Utopian
communities – designed to live a philosophy, often using experimental models of
governing, wealth sharing, and re-defining the relationship between the sexes –
were not uncommon in the nineteenth century. History.com states that 80 such communities
were founded in the 1840s alone.
Daybreak, Missouri, setting of This Old World, could have been one of them.
Steve
Wiegenstein’s new historical novel propels the reader through the passions and tragedies of this fictional,
but very convincingly real, experiment in the Ozarks wilderness. As the reader
advances deeper into the lives and events of the citizens of the small Ozark
town of Daybreak, each short chapter ends with an enticing lead-in to the
next. “Just a few more pages tonight…”
The
“situation report” of this second novel in the Daybreak trilogy comes in
Chapter Two when James Turner, who has returned a changed man from his service
to the Union, mulls over their rocky descent from idealistic, hopeful community
that would lead the way to a new, better social order.

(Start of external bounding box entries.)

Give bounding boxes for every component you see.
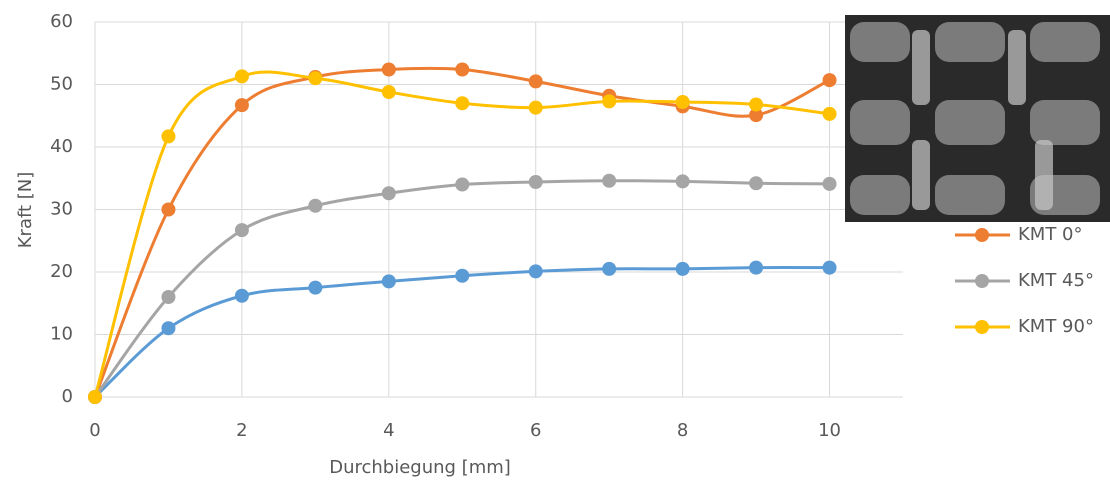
legend-label: KMT 90° <box>1018 316 1094 337</box>
y-axis-label: Kraft [N] <box>15 172 36 249</box>
marker <box>455 62 470 77</box>
marker <box>528 264 543 279</box>
marker <box>308 280 323 295</box>
marker <box>749 260 764 275</box>
marker <box>381 274 396 289</box>
marker <box>88 390 102 404</box>
series-line <box>93 66 831 398</box>
marker <box>602 94 617 109</box>
marker <box>528 175 543 189</box>
y-tick-label: 0 <box>62 386 73 407</box>
y-tick-label: 10 <box>50 324 73 345</box>
marker <box>675 174 690 189</box>
legend: KMT 0° KMT 45° KMT 90° <box>955 224 1094 337</box>
marker <box>528 100 543 115</box>
marker <box>161 202 176 217</box>
marker <box>749 108 764 123</box>
photo <box>845 15 1110 222</box>
marker <box>822 106 837 121</box>
marker <box>602 261 617 276</box>
x-tick-label: 6 <box>530 420 541 441</box>
marker <box>822 73 837 88</box>
marker <box>308 198 323 213</box>
series-line <box>93 70 830 398</box>
series-line <box>93 266 830 399</box>
marker <box>455 177 470 192</box>
series-line <box>93 179 830 398</box>
legend-marker <box>975 320 989 334</box>
legend-marker <box>975 274 989 288</box>
x-tick-label: 4 <box>383 420 394 441</box>
marker <box>455 268 470 283</box>
marker <box>381 85 396 99</box>
y-tick-label: 30 <box>50 199 73 220</box>
marker <box>822 176 837 191</box>
marker <box>381 62 396 77</box>
x-tick-label: 8 <box>677 420 688 441</box>
y-tick-label: 20 <box>50 261 73 282</box>
marker <box>234 98 249 113</box>
marker <box>161 290 176 304</box>
marker <box>381 186 396 201</box>
y-tick-label: 40 <box>50 136 73 157</box>
marker <box>455 96 470 111</box>
marker <box>308 71 323 86</box>
legend-marker <box>975 228 989 242</box>
marker <box>234 288 249 303</box>
marker <box>161 129 176 144</box>
x-tick-label: 0 <box>89 420 100 441</box>
x-tick-label: 2 <box>236 420 247 441</box>
y-tick-label: 60 <box>50 11 73 32</box>
x-tick-label: 10 <box>818 420 841 441</box>
marker <box>675 261 690 276</box>
marker <box>822 260 837 275</box>
marker <box>234 69 249 84</box>
marker <box>161 321 176 336</box>
plot: 0 10 20 30 40 50 60 0 2 4 6 8 10 <box>50 11 903 441</box>
marker <box>528 74 543 89</box>
legend-label: KMT 0° <box>1018 224 1083 245</box>
marker <box>749 97 764 112</box>
legend-label: KMT 45° <box>1018 270 1094 291</box>
marker <box>749 176 764 191</box>
y-tick-label: 50 <box>50 74 73 95</box>
marker <box>602 173 617 188</box>
marker <box>234 223 249 238</box>
x-axis-label: Durchbiegung [mm] <box>329 457 511 478</box>
marker <box>675 95 690 109</box>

Their once bright
optimism now "seemed like a relic from an antique time." The ravages of the
Civil War has left them struggling to survive the failings of human character as
well as the brutalities and privations of warfare – military and guerrilla.
Wiegenstein
has put faces and strong characters to the tantalizing questions of history: who were the people beneath the tombstones of a country graveyard? Who were the individuals who filled the ranks
behind the generals, preachers, politicians who shaped history’s larger events? Who tilled the soil, built the buildings,
ground the wheat of the utopian communities? How did they live their lives?
What kept them going?
I was sorry
to encounter one character who was an embittered survivor of a real Missouri pre-Civil War utopian
experiment. Still, his bad behavior begs the question – was he always that way or did the
brutal Civil War, the loss of wife, family and settlement make him so? His pre-Civil War home, Father John Joseph Hogan’s Irish Settlement in Oregon and Ripley
counties (now included in the
National Wilderness system as the Irish Wilderness) was not fiction. It was a real community for a few years before
the Civil War, but failed because of exterior forces – the Civil
War.
I read This Old World without having read the first volume of the trilogy, Slant of Light. However, Wiegenstein’s
subtle references to the earlier time and past relationships are woven
skillfully into this new volume so new readers are not left in the dark, but
are enticed to go back to flesh out the original inspiration for Daybreak and make
acquaintance with its young and hopeful leaders in the first volume.